While in general one cannot expect density of Lipschitz mappings (as pointed out by Nik Weaver), the following classical result is in the positive direction. You can find a proof in Heinonen's book Lectures on analysis on metric spaces:
Theorem. If $f:X\to\mathbb{R}$ is a bounded and uniformly continuous function on a metric space, then there is a sequence of Lipschitz continuous functions $f_i:X\to\mathbb{R}$, $i=1,2,3,\dotsc$, such that $f_i\to f$ converges uniformly on $X$.
$X$ can be any metric space and compactness is not required. For that reason the argument based on the Stone–Weierstrass theorem mentioned in some comments cannot be applied here.
I claim that $X,Y$ are metric spaces with $X$ compact, and if $X$ or $Y$ is zero-dimensional, then every continuous function $f:X\rightarrow Y$ can be uniformly approximated by a locally constant function, and every locally constant function $f:X\rightarrow Y$ is Lipschitz.

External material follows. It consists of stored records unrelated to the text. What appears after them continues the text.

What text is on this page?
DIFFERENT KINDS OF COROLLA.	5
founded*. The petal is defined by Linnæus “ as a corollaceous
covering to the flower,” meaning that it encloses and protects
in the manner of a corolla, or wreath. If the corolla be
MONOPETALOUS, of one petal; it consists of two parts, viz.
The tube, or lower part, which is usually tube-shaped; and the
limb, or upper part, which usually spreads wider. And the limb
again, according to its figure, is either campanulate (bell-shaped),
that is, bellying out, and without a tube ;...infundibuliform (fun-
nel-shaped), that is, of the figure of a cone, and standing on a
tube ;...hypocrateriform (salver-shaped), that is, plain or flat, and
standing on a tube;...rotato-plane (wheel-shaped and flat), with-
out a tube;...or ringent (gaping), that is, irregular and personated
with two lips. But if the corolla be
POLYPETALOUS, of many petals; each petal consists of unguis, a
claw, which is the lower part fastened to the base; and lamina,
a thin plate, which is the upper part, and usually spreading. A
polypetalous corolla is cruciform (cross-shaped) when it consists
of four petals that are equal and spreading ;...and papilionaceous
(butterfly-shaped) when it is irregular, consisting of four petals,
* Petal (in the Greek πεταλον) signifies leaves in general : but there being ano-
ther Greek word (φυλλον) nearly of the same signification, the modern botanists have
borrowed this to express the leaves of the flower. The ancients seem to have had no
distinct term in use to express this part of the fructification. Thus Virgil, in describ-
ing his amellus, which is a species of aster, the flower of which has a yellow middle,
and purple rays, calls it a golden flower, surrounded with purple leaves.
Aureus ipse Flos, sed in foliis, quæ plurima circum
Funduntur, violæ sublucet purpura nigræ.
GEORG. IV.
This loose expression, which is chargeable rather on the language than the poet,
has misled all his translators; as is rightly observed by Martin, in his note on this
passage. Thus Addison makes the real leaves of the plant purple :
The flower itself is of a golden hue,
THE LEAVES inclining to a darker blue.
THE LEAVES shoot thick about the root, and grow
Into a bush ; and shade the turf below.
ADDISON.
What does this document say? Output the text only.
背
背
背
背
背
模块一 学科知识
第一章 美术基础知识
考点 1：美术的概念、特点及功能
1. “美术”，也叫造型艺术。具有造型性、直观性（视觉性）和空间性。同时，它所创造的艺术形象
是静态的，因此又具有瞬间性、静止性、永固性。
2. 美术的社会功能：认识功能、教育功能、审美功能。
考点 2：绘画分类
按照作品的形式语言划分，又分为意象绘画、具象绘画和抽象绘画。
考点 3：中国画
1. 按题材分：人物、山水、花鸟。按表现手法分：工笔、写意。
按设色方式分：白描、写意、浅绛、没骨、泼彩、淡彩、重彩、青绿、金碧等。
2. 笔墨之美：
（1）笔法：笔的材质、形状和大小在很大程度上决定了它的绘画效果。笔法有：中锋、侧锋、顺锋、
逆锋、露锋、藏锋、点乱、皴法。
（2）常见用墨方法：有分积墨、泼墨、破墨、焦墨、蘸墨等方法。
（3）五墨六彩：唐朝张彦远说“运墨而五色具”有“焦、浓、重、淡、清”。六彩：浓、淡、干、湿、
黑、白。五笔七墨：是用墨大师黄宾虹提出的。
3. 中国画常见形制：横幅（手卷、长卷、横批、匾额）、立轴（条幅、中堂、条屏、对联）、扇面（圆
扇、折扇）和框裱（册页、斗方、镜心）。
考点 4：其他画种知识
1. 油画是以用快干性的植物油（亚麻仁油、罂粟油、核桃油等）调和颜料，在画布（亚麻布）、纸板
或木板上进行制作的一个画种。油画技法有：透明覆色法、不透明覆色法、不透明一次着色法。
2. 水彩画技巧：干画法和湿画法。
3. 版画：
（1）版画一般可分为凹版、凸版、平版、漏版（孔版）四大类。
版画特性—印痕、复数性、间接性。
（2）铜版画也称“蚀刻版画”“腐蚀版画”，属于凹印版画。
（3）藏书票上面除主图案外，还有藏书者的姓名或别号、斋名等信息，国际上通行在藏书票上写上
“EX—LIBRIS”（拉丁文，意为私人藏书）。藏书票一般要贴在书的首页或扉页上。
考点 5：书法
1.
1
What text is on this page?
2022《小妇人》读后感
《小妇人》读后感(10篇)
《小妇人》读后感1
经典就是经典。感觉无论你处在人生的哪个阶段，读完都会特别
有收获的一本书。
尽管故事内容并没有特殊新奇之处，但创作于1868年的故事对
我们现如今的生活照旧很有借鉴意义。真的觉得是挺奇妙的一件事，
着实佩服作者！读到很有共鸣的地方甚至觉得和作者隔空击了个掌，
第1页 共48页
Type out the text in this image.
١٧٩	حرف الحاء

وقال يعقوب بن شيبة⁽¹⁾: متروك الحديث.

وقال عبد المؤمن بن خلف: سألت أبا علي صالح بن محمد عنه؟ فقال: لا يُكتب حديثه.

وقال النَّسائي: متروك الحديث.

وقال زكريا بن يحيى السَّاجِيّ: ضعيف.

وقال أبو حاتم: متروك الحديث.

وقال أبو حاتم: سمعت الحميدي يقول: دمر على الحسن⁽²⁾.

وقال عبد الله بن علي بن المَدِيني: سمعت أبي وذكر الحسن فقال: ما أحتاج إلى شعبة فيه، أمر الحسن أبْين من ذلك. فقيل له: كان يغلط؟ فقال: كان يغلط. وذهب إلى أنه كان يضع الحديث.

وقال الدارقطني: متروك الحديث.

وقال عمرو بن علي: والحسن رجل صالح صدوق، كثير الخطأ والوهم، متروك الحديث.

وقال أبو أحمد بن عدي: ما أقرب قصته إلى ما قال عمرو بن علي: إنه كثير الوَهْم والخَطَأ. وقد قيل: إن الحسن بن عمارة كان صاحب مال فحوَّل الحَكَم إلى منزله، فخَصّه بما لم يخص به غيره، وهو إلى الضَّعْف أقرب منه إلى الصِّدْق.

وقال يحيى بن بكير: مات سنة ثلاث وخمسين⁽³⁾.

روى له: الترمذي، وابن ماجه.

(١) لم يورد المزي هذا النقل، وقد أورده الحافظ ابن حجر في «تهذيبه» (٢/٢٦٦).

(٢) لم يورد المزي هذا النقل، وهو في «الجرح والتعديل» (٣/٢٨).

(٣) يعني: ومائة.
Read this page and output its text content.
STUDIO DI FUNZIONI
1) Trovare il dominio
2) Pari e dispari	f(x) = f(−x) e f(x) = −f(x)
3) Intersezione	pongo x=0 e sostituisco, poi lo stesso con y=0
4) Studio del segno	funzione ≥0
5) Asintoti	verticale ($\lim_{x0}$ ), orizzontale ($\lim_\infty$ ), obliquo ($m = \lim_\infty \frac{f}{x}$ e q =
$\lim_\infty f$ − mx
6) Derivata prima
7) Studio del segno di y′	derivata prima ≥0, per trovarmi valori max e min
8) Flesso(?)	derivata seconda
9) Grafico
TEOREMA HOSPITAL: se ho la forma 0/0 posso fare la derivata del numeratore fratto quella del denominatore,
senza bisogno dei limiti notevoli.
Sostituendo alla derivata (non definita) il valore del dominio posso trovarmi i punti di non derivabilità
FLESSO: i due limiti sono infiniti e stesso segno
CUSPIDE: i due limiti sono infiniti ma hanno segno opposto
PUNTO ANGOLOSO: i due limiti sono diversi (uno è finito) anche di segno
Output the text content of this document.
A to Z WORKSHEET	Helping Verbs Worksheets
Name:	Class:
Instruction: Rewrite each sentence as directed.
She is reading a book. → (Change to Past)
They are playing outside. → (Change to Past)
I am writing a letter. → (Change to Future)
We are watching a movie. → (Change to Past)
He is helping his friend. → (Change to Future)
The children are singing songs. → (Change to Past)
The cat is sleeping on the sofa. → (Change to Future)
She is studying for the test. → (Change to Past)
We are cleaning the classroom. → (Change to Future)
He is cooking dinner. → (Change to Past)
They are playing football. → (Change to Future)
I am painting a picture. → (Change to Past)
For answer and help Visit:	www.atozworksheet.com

Locally constant functions are Lipschitz
I claim that every locally constant function $f:X\rightarrow Y$ is Lipschitz whenever $X$ is compact. If $f:X\rightarrow Y$ is locally constant, then let $\mathcal{P}=\{f^{-1}[\{y\}]:y\in Y\}\setminus\{\emptyset\}$. Let $V=\bigcup_{C,D\in\mathcal{P},C\neq D}C\times D$. Then $V$ is compact, so $d|_V:V\rightarrow\mathbb{R}$ has a minimum value $\delta$, and necessarily $\delta>0$, and the function $d$ has a maximum value $M$.
If $x,y\in X$ and $x,y$ belong to different blocks of $\mathcal{P}$, then $d(x,y)\geq\delta$ while $d(f(x),f(y))\leq M$, so $d(f(x),f(y))\leq d(x,y)\cdot\frac{M}{\delta}$ in this case. In fact, $d(f(x),f(y))\leq d(x,y)\cdot\frac{M}{\delta}$ whenever $x,y\in X$.
When $X$ is zero-dimensional.
Let $f:X\rightarrow Y$ be a continuous function. Let $\epsilon>0$. Then the cover $\{f^{-1}(B_\epsilon(y))|y\in Y\}$ has a refinement $\mathcal{P}$ which is a partition of $X$ into clopen sets. Now, for each $C\in\mathcal{P}$, let $y_C\in Y$ be an element with $C\subseteq f^{-1}(B_\epsilon(y_C))$. Then let $g:X\rightarrow Y$ be the function where $g[C]=\{y_C\}$ whenever $C\in\mathcal{P}$.
Then whenever $x\in C\in\mathcal{P}$, we have $g(x)=y_C$ while $f(x)\in B_\epsilon(y_C)$, so $d(f(x),g(x))<\epsilon$ while $g$ is locally constant.
when $Y$ is zero-dimensional
Suppose that $Y$ is zero-dimensional. Let $f:X\rightarrow Y$ be continuous. Then $f[Y]$ is compact. Therefore let $\epsilon>0$. Consider the cover $\{f[Y]\cap B_{\epsilon/2}(y)\mid y\in Y\}$. Then there is a partition $\mathcal{P}$ of $f[Y]$ into sets that are clopen in $f[Y]$ but where $\mathcal{P}$ refined the cover $\{f[Y]\cap B_{\epsilon/2}(y)\mid y\in Y\}$. In particular, each set in $\mathcal{P}$ has diameter less than $\epsilon$.
For each $C\in\mathcal{P}$, let $y_C\in Y$, and let $g:X\rightarrow Y$ be the function where $g(x)=y_C$ whenever $f(x)\in C$. Then whenever $f(x)\in C$, we have $g(x)=y_C\in C$ as well, so $d(f(x),g(y))<\epsilon$. Therefore, $g$ is a locally constant continuous function with $d(f,g)<\epsilon$.